A priest based in Fermanagh has said Boris Johnson is not taking the Good Friday Agreement “seriously” in the wake of the UK prime minister introducing legislation that would override the Brexit treaty.
Provisions in the UK Internal Market Bill would give Mr Johnson’s government the power to override key provisions in the Withdrawal Agreement, with the EU commissioner Maros Sefcovic saying the bill was in breach of international law.
Fr Joe McVeigh who ministers in Enniskillen expressed concern about what this would mean for the Good Friday Agreement.
He said: “Boris Johnson is not taking it seriously at all.

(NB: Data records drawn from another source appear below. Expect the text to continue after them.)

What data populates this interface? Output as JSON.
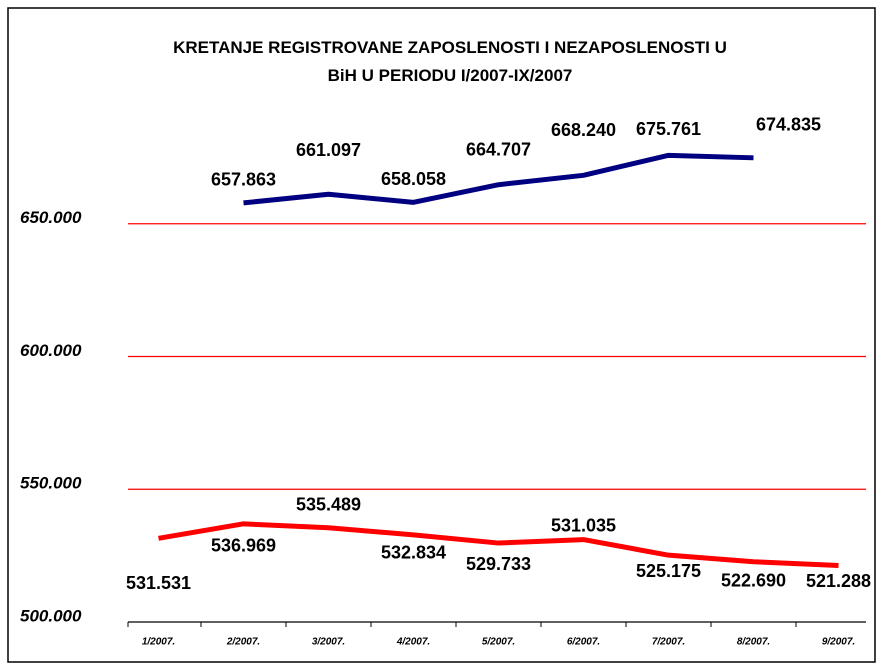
{
  "chart_data": {
    "type": "line",
    "title": "KRETANJE REGISTROVANE ZAPOSLENOSTI I NEZAPOSLENOSTI U BiH U PERIODU I/2007-IX/2007",
    "categories": [
      "1/2007.",
      "2/2007.",
      "3/2007.",
      "4/2007.",
      "5/2007.",
      "6/2007.",
      "7/2007.",
      "8/2007.",
      "9/2007."
    ],
    "series": [
      {
        "color": "#000080",
        "values": [
          null,
          657863,
          661097,
          658058,
          664707,
          668240,
          675761,
          674835,
          null
        ],
        "value_labels": [
          null,
          "657.863",
          "661.097",
          "658.058",
          "664.707",
          "668.240",
          "675.761",
          "674.835",
          null
        ]
      },
      {
        "color": "#ff0000",
        "values": [
          531531,
          536969,
          535489,
          532834,
          529733,
          531035,
          525175,
          522690,
          521288
        ],
        "value_labels": [
          "531.531",
          "536.969",
          "535.489",
          "532.834",
          "529.733",
          "531.035",
          "525.175",
          "522.690",
          "521.288"
        ]
      }
    ],
    "ylim": [
      500000,
      700000
    ],
    "yticks": [
      {
        "value": 500000,
        "label": "500.000"
      },
      {
        "value": 550000,
        "label": "550.000"
      },
      {
        "value": 600000,
        "label": "600.000"
      },
      {
        "value": 650000,
        "label": "650.000"
      }
    ],
    "grid": true,
    "grid_color": "#ff0000"
  }
}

The EU are taking it seriously, I hope the Dublin Government is taking it seriously, America is taking it seriously, so Johnson is isolated and he won’t be there forever.
“There’ll be no physical border across Ireland, never, that has been settled in the Good Friday Agreement, that was part of the deal.”
Regarding the idea of a hard border, he said: “I don’t foresee any violence but I do foresee people resisting, by peaceful means, which is what we have been involved in for the last five years, resistance to a border.
“When I say ‘we’ I mean communities along the border, we call ourselves ‘Border Communities Against Brexit’, they’re a very well organised group along the border who will mobilise people to oppose any attempt by non-violent, peaceful, means, there’s no question that violence will be on the agenda again.”
Hard border
The EU will have “step up to the plate” to devise a plan to work without a hard border in the event of a no-deal Brexit, he said.
“If there’s a no deal, as seems likely, then the EU have a real problem to deal with because the line across Ireland then becomes the boundary with Europe, so it’s an EU problem to be dealt with politically however they can manage that, but the EU are well aware that the Irish Government and the Irish people don’t want any shape of a physical border in the country: now how they work out customs and all that is another question.”